As for my talk, I'm pleased to say that everyone really liked it. "I wish I'd thought of that", "I never would have thought of doing it that way" and even "Brilliant !" and "I wish I had that when I did cell biology" were mentioned. I was pleased as punch. There was even a question from the organisers afterwards as to whether we could organise ADASS in Prague. Well, I hope so. Next year it's in Germany which is much easier to get to than Malta so I'll probably try and go along; it was a welcoming affair and an interesting experience. In any case, it's clear that I need to keep promoting my code and that yes, other people want this to exist.

It was quite a large conference, with ~270 in-person attendees and another 60 or so online.

I'll close the science section with a sting in the tail.
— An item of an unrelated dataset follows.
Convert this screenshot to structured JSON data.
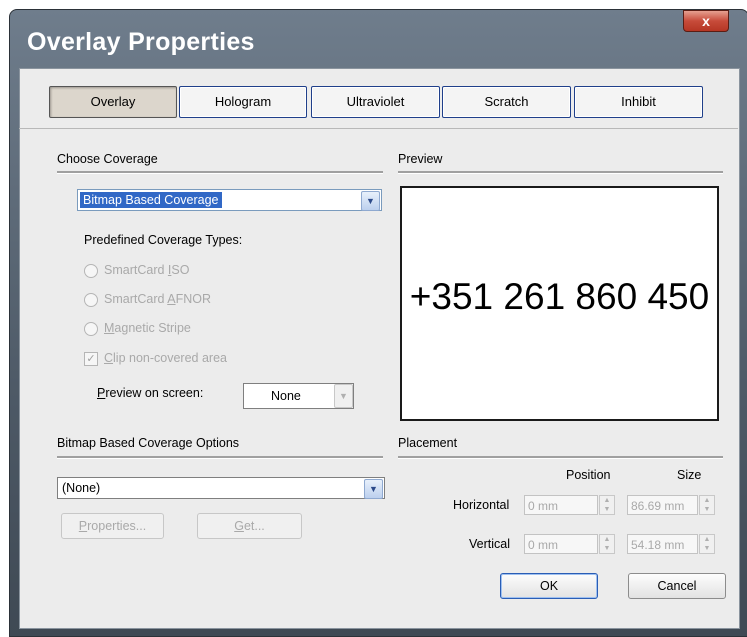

There were several nice history talks, including one on a 20-year project to digitise the entire collection of 500,000 photographic plates in Harvard. But there was also a warning. The incredibly popular DS9 software, which gets ~40,000 downloads per year, is in serious danger of running out of funding. This to me is almost literally unbelievable; it's such an indispensable tool that I just don't understand how any manager could be so ludicrously blind as to not see how its ~1 FTE requirement hasn't given back that investment a thousandfold and more over the years. Cancelling DS9 ? Have you gone completely mad ?

Ah well, a warning to us all. Anyway, the only conference socials were the welcome reception in which I managed to survive a ferocious onslaught of free wine, and a walking tour of Valletta. This helped put things in a bit more context. The guide was good, but a bit more "I've done this ten thousand times before" than the Alhambra guide. I asked her what the Maltese thought of the British when they decided for independence : was it a case of "get the hell out ?" or "we don't hate you, but please just leave". She said the latter. Which is as good as a colonial power can hope for, really.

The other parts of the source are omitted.